Dovevo aprire un mio canale YouTube. C’era solo un problema, non avevo ancora 18 anni e avevo bisogno del permesso di mia madre. Così scesi di corsa in cucina e cercai di prenderla alla sprovvista, forse riuscivo a strapparle un consenso confondendola un po’.
“Mamma posso fare lo streaming?” Le chiesi.
“Come?” Mia madre stava pensando ad altro.
“Lo streaming, lo fanno anche i miei compagni” Mentii.
“In che cosa consiste?”
“Io gioco online e gli altri mi guardano.” Risposi evasivo.
“Che senso ha? Gli altri non vogliono giocare?”
“No, mi guardano e osservano le mie tattiche.”
“Non è noioso?”
“Cosa?”
“Mi sembra noioso guardare uno che gioca.” Disse mia madre.
“Non vedono me, vedono il gioco.” Precisai.
“Peggio ancora.” Rise mia madre.
“Cosa dici?”
“Non capisco che gusto ci sia a vedere un gioco che… gioca senza vedere le persone…” Mia madre iniziava a confondersi, buon segno!
“Dai! Mamma! Posso?”
“Perché me lo chiedi?”
“Perché sono minorenne ed è meglio che tu lo sappia.”
“Non è pericoloso vero? Hai solo 16 anni lo sai quanti pericoli girano in rete.”
“Lo so mamma. Non preoccuparti chi guarda sono tutti ragazzi come me, magari i miei compagni e se riesco ad avere tanta gente che mi segue guadagno anche dei soldi!”
“Questa poi non l’ho proprio capita, ti pagano per guardarti giocare?” Mia madre stava diventando sospettosa era meglio tagliare corto ed ottenere il permesso.
“Se sei bravo sì. Ci sono dei ragazzi poco più vecchi di me che hanno fatto un sacco di soldi!”
“Quando ci sono di mezzo i soldi devi fare attenzione Anton, qualcuno potrebbe approfittare della tua passione per il gioco.”
“Starò attento mamma.”
“Come fai a fare…”
“Streaming?”
“Sì”
“Creo un account mio e poi inizio a giocare e commento le mie tecniche.” Spiegai velocemente.
“…e gli altri ti guardano?”
“Sì, devi giocare spesso.
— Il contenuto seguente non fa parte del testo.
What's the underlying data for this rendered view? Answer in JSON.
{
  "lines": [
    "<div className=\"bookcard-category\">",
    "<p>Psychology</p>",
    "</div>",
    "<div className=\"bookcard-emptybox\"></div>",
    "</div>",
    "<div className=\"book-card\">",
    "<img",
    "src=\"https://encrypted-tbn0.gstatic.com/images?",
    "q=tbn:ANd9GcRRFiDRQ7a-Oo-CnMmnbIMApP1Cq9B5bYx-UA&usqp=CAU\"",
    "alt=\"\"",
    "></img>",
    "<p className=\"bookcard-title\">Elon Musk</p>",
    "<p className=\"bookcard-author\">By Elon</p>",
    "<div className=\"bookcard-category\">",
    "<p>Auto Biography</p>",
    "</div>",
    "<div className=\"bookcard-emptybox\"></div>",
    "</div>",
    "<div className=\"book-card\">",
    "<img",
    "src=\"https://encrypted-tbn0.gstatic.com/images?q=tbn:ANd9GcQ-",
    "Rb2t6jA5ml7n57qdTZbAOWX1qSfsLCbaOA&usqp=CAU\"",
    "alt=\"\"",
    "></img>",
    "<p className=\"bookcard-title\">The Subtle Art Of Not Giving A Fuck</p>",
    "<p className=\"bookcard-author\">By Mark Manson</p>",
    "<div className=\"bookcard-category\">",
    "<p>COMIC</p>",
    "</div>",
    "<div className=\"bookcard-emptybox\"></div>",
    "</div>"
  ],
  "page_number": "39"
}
Fare uno streaming al giorno ad un’ora fissa e piano piano forse diventi famoso…”
“Famoso, Anton, famoso con un gioco sul computer?”
“C’è tanta gente che lo fa e ci guadagna…”
“Ok prova.” Disse sfinita mia madre.
“Dici sul serio?” Non potevo credere di averla convinta così in fretta.
“Mi raccomando stai attento se qualcuno ti contatta e non sei sicuro di chi è…”
“Mamma non sono un bambino, i pedofili mica ti cercano sugli streaming…” Mi allontanai prima che potesse cambiare idea.
“Torno in camera.” Dissi dandole un bacio sulla testa.
Feci le scale a due a due e mi chiusi in stanza, sarebbe stata una lunga serata!